El plan es simple: fugarte del departamento sin hacer ruido y esperar en el palier junto a la puerta de entrada hasta que aparezca algún vecino que te deje salir. Así que vas al living y tratás de abrir la puerta. Tiene llave. Buscás la llave. Por todas partes. Requisás el departamento entero. No la encontrás. Volvés a la pieza y mirás al chongo durmiente, específicamente sus pantalones, más específicamente el bulto —el chiquito, no el grande— que se aglomera en uno de los bolsillos.
Qué mal que te fue.
El pibe se mueve. Se acomoda, cambia la posición de la cabeza, murmura algo. Vos te quedás paralizado pidiéndole a Dios, Yavé, Alá, Zeus, Atón o como quiera llamarse que no se despierte. El flaco vuelve a sumergirse en el sueño. El peligro pasó. Por ahora.
En ese momento ves la ventana del cuarto. Y ves que no tiene rejas.
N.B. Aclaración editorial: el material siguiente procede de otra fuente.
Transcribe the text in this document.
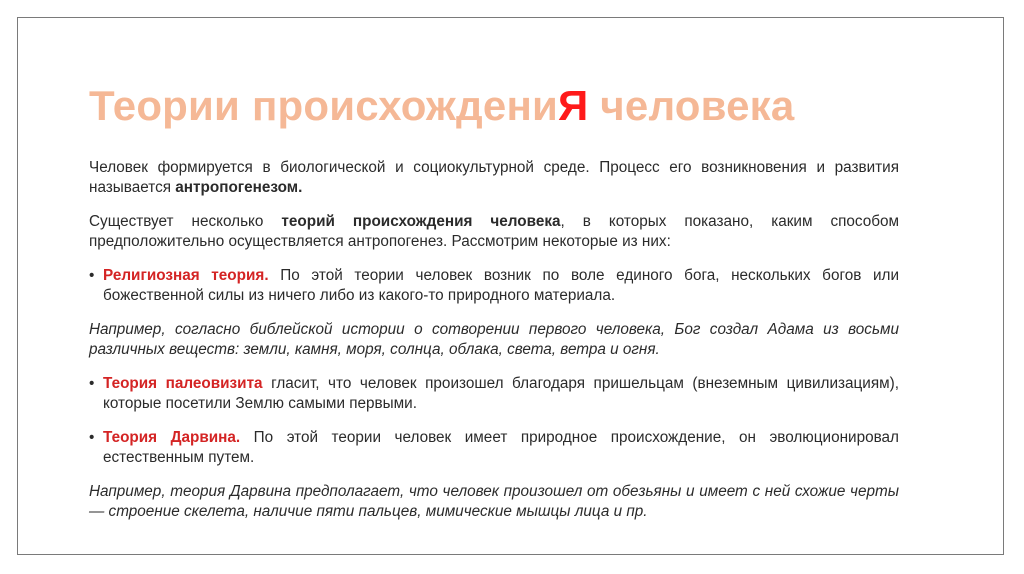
Теории происхождениЯ человека

Человек формируется в биологической и социокультурной среде. Процесс его возникновения и развития называется антропогенезом.

Существует несколько теорий происхождения человека, в которых показано, каким способом предположительно осуществляется антропогенез. Рассмотрим некоторые из них:

• Религиозная теория. По этой теории человек возник по воле единого бога, нескольких богов или божественной силы из ничего либо из какого-то природного материала.

Например, согласно библейской истории о сотворении первого человека, Бог создал Адама из восьми различных веществ: земли, камня, моря, солнца, облака, света, ветра и огня.

• Теория палеовизита гласит, что человек произошел благодаря пришельцам (внеземным цивилизациям), которые посетили Землю самыми первыми.
• Теория Дарвина. По этой теории человек имеет природное происхождение, он эволюционировал естественным путем.

Например, теория Дарвина предполагает, что человек произошел от обезьяны и имеет с ней схожие черты — строение скелета, наличие пяти пальцев, мимические мышцы лица и пр.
Y recordás que estás en un primer piso. Y los cabos —que no son muchos, la verdad— se atan en tu mente hasta ofrecerte en bandeja la única solución posible.
Vas hacia la ventana, girás la perilla, abrís una hoja tratando de hacer el menor ruido posible. Te acaricia un vientito fresco, qué lindas son las noches de noviembre. Te asomás: la calle está desierta y un farol moribundo tira una tétrica luz de sodio sobre unos pocos autos estacionados. Mirás para abajo. Baldosas. Duras. Y sí, ¿qué esperabas? ¿Una cama elástica? Calculás la distancia. Serán dos metros y medio, tal vez tres. No es tanto. La clave es flexionar las rodillas ni bien tocás el suelo para amortiguar el impacto y así no joderte las articulaciones. Una vez leíste eso en una nota que explicaba qué hacer si estás en un ascensor que se cae. Esto debe ser más o menos lo mismo.
Bueno, manos a la obra. Estás a un salto de dejar atrás la peor cita de tu vida. Poné una rodilla en el marco de abajo. Bien. Ahora poné la otra. Agarrate bien del marco de arriba. Ahora apoyá el culo y pasá las piernas para afuera. Eso, así, bien sentadito. A la cuenta de tres saltás. No te olvides de flexionar las rodillas al tocar el suelo. ¿Listo? Uno… Dos…
“Ey, ¿qué hacés?”, pregunta una voz a tus espaldas. Se te frena el corazón. Mirás por sobre tu hombro y ahí está el flaco, en la cama, levemente incorporado sobre los codos, los abdominales marcados, la ceja alzada en un gesto de desconcierto. Y te excusás explicando que solo estabas tomando tomando aire y te girás para volver a entrar pero cuando metés la pierna perdés el equilibrio y te vas para atrás y tratás de agarrarte del marco pero no lo alcanzás y caés de espaldas a la noche fresca de noviembre.
Mirate, suspendido en el aire patas para arriba como si alguien te hubiera puesto en pausa, a punto de estrolarte la cabeza contra el piso. Mirate, pensando en que visto desde el marco de la ventana el pibe al final estaba bastante guapo. Mirate, comprendiendo demasiado tarde que, como todo en la vida, solo era cuestión de encontrarle el ángulo.